While creating each of these comics, I was able to share my story in a unique way. Before this class, I had never created or even read a comic book before. I was always confused as to where I was supposed to be reading and when. While creating the digital comic, I was able to understand that the way the author places each thing has a meaning. The placement is supposed to help the reader’s eye move across the screen in a simple way.
There are definitely benefits and drawbacks of creating comics by hand and digitally. I have never been the best artist, so creating the hand-drawn comic was a little challenging for me in the artistic aspect. However, what I liked about creating the comic by hand was that I felt I had more control with the layout and spacing. With creating the comic digitally, It was less of a struggle artistically, and more of a problem with spacing. I had to find a way to configure all the different shapes and text to be able to fit in this “box” that I was limited to digitally.
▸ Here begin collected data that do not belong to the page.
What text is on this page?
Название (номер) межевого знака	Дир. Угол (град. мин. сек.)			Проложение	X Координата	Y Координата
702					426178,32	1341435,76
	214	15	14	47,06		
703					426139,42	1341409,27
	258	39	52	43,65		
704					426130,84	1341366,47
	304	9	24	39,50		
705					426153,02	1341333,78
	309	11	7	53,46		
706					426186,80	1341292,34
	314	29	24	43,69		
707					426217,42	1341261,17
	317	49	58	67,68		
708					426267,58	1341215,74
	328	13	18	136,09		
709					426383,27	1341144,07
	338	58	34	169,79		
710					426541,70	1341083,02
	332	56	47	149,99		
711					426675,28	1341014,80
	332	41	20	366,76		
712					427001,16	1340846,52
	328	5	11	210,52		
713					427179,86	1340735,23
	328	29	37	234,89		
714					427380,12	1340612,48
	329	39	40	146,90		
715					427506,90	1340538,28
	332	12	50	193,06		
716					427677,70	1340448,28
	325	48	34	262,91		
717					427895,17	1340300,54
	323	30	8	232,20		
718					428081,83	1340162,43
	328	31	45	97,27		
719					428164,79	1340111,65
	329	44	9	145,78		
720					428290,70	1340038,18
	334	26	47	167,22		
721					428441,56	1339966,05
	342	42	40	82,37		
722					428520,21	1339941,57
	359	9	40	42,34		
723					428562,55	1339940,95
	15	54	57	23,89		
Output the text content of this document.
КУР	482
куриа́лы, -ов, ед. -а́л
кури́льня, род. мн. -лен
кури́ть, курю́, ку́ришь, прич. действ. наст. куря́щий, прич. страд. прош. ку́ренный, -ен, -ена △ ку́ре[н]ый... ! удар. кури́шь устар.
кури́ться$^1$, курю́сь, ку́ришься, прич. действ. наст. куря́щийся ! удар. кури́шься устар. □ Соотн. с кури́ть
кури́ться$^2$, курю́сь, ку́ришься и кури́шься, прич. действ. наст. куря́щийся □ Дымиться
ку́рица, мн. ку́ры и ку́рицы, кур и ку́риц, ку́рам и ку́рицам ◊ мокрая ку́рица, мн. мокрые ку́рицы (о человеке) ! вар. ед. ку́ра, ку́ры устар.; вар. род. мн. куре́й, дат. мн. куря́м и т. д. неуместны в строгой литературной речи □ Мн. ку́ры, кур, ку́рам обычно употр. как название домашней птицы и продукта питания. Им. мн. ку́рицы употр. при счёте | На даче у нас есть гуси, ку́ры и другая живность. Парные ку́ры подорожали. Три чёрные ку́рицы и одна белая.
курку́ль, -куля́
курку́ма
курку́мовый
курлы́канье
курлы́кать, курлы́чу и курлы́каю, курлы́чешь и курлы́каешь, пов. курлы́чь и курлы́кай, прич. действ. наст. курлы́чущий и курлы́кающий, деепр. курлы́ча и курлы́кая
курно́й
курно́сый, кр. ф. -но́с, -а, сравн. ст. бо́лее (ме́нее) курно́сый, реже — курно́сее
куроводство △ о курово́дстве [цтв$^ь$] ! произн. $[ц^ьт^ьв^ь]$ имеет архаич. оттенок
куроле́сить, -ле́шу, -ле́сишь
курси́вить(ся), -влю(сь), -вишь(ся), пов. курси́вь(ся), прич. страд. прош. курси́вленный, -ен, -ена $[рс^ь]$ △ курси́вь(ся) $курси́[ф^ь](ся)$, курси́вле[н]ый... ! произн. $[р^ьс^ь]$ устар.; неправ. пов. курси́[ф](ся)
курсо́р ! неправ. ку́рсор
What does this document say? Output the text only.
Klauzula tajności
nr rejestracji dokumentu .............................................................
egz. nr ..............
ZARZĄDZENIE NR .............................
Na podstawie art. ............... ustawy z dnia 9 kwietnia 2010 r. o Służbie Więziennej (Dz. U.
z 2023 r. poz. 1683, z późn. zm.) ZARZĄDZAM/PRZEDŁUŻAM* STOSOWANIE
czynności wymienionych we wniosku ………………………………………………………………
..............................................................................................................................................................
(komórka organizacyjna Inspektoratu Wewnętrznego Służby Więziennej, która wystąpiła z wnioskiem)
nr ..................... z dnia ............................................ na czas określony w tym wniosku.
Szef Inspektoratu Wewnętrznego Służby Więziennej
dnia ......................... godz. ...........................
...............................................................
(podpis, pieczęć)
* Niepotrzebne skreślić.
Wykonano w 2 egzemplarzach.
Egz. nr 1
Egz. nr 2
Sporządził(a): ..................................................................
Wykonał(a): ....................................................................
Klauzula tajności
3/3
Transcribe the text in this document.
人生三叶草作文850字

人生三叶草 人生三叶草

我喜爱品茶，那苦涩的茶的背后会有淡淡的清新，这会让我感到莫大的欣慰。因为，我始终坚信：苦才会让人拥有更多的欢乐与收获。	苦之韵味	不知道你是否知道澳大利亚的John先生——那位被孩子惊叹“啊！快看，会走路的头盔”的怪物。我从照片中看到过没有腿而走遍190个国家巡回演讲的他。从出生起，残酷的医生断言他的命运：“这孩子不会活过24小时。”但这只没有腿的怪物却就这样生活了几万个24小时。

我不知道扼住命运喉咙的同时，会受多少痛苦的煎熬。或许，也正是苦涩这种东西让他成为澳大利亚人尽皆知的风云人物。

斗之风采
Similarly, while reading comics on paper versus digitally, you are able to feel a more artistic feel to the one paper compared to the digitally made one. Like I said earlier in my post, I have never created a comic let alone read one before this class. Reading Scott McCloud’s book “Understanding Comics”, with the ideology of a textbook in the form of a comic was really interesting to me. After reading the first chapter in his book I felt I could be a little more out of the box with my ideas as a designer and not feel limited to me pre-misconceptions of what I thought comics were.